Ademais, acrescento a este prelúdio um componente temporal, uma vez que o verbo “urgir” está intimamente relacionado a esta temática. Em um conhecido seminário intitulado “O que é o contemporâneo?”, Giorgio Agamben promove um debate sobre a posição de cada um diante de sua época, enfatizando que ser “contemporâneo” não significa apenas uma coincidência temporal, mas sim adotar uma posição crítica e paradoxal diante do presente. Em suas palavras, a contemporaneidade “é uma singular relação com o próprio tempo, que adere a este e, ao mesmo tempo, dele toma distâncias; mais precisamente, essa é a relação com o tempo que a este adere através de uma dissociação e um anacronismo. Aqueles que coincidem muito plenamente com a época, que em todos os aspectos a esta aderem perfeitamente, não são contemporâneos porque, exatamente por isso, não conseguem vê-la” (Agamben, 2009, p. 59).

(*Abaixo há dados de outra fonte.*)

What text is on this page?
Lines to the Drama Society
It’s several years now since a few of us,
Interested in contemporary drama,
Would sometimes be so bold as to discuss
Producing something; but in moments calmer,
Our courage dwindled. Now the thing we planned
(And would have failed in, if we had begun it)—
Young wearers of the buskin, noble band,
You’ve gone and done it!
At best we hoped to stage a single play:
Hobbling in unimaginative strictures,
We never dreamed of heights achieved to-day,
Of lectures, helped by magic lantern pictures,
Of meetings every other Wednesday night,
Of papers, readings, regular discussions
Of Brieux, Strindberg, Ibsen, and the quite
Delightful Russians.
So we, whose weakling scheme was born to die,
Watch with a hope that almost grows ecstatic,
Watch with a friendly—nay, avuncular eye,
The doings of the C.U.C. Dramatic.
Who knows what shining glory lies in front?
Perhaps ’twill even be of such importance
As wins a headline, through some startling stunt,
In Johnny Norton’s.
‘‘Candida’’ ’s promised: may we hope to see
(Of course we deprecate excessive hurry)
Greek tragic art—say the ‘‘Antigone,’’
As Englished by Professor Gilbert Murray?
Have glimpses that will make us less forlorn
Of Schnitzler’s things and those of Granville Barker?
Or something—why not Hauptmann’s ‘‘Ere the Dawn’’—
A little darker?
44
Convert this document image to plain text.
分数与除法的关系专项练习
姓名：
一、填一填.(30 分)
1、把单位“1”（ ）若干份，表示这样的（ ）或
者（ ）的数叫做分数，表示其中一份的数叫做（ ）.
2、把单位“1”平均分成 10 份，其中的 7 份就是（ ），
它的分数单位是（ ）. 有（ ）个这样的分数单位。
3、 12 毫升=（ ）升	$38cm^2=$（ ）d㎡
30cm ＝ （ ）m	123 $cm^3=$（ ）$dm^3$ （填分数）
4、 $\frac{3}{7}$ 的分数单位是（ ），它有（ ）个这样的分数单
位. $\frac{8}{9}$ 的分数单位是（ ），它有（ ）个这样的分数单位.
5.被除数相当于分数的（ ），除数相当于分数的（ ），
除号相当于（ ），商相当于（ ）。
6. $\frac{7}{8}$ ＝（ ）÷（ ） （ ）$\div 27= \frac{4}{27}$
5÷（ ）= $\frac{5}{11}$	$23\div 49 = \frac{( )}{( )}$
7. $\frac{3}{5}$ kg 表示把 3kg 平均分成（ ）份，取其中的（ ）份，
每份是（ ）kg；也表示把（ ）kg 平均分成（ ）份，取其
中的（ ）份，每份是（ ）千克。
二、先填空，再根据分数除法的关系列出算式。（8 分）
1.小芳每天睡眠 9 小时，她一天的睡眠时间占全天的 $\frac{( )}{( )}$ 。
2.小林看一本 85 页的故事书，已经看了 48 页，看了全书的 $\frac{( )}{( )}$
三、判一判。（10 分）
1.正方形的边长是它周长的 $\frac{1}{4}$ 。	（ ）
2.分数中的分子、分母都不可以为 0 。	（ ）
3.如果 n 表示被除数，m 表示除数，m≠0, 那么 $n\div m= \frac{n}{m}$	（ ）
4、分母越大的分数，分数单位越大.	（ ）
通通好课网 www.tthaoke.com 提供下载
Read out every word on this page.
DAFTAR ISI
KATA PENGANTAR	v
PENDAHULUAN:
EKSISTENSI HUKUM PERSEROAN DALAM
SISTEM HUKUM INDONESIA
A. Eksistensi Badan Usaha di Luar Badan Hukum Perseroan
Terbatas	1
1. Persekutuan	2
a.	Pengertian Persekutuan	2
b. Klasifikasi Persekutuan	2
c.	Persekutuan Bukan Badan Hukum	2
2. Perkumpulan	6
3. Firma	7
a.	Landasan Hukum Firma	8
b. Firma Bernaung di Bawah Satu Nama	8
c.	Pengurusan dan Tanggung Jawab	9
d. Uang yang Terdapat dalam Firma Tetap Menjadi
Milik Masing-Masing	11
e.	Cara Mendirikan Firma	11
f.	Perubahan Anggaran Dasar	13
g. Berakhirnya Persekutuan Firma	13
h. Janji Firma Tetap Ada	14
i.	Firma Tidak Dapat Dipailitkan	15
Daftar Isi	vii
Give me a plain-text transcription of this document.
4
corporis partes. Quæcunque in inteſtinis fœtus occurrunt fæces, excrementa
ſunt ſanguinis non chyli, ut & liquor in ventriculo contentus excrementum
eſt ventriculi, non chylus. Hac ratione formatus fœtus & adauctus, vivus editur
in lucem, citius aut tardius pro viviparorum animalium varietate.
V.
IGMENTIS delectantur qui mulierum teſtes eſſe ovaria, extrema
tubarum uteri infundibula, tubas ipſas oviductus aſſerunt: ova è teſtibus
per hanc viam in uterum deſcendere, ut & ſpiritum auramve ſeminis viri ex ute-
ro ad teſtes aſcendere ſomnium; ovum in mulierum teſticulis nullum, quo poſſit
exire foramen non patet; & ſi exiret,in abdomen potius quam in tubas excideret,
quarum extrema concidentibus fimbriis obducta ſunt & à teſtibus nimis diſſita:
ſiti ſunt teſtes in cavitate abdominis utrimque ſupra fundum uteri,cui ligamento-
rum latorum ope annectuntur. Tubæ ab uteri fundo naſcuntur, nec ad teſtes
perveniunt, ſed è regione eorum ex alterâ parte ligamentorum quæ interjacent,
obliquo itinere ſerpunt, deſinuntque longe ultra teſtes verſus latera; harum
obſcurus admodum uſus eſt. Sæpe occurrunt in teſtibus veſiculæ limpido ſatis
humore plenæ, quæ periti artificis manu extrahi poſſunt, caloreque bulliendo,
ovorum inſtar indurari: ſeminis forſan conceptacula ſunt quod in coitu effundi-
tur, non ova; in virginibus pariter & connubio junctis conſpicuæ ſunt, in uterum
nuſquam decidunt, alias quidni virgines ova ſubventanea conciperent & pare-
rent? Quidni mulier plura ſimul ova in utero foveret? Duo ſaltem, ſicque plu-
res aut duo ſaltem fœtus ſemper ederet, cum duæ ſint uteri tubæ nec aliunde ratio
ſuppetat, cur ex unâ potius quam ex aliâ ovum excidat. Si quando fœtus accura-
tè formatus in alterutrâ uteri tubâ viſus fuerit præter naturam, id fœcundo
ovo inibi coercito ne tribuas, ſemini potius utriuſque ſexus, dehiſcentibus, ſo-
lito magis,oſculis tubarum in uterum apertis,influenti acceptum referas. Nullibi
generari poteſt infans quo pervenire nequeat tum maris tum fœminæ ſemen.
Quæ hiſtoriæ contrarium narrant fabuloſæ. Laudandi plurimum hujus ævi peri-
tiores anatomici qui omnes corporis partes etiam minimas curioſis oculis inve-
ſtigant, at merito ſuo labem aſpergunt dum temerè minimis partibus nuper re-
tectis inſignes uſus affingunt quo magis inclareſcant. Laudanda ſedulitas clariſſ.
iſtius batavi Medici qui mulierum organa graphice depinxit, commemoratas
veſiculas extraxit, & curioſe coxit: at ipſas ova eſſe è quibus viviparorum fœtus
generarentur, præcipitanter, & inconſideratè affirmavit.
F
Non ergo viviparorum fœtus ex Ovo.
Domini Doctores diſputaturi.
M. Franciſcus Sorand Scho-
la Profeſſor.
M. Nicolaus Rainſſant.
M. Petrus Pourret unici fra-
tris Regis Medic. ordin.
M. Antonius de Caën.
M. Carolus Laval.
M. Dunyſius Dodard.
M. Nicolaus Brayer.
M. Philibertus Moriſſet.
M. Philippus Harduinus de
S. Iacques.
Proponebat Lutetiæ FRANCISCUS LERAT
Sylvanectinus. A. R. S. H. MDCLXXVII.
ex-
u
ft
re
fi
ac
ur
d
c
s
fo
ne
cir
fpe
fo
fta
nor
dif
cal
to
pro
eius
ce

O presente, nessa perspectiva, é um tempo fraturado, impossível de se completar. Assim, o contemporâneo não é um mero observador em busca de luzes e harmonias com os ideais de sua época, mas alguém que se deixa interpelar pela obscuridade de seu tempo e que, para isso, precisa não se justapor a ele. É na fratura do presente que deve se situar aquele que queira estar a sua altura.

Nesse sentido, entendo que o analista e sua formação devam ser sempre contemporâneos. A temporalidade que urge deve ser presidida pelo festina lente[1]. Apressemo-nos lentamente de modo a não coincidirmos demais com o presente e permitirmos que suas luzes ofusquem nossa visada. Só assim saberemos algo da “espiral que nos arrasta” e poderemos funcionar, em alguns momentos, como “intérpretes da discórdia das línguas” (Lacan, 1953/1998, p. 322).  Ou isso… ou pior.

 

Referências bibliográficas
AGAMBEN, Giorgio. O que é o contemporâneo e outros ensaios. Chapecó: Argos, 2009
LACAN, J. (1953). Função e campo da fala e da linguagem em psicanálise. In: LACAN, J. Escritos. Rio de Janeiro: Jorge Zahar, 1998.
LACAN, J. (1967). Proposição de 9 de outubro de 1967.In: LACAN, J. Outros escritos. Rio de Janeiro: Jorge Zahar, 2003.

 [1] Alusão à expressão romana cujo uso é originalmente atribuído a Otávio Augusto. Trata-se de um oxímoro que significa ir devagar para executar um trabalho bem feito de modo mais rápido possível.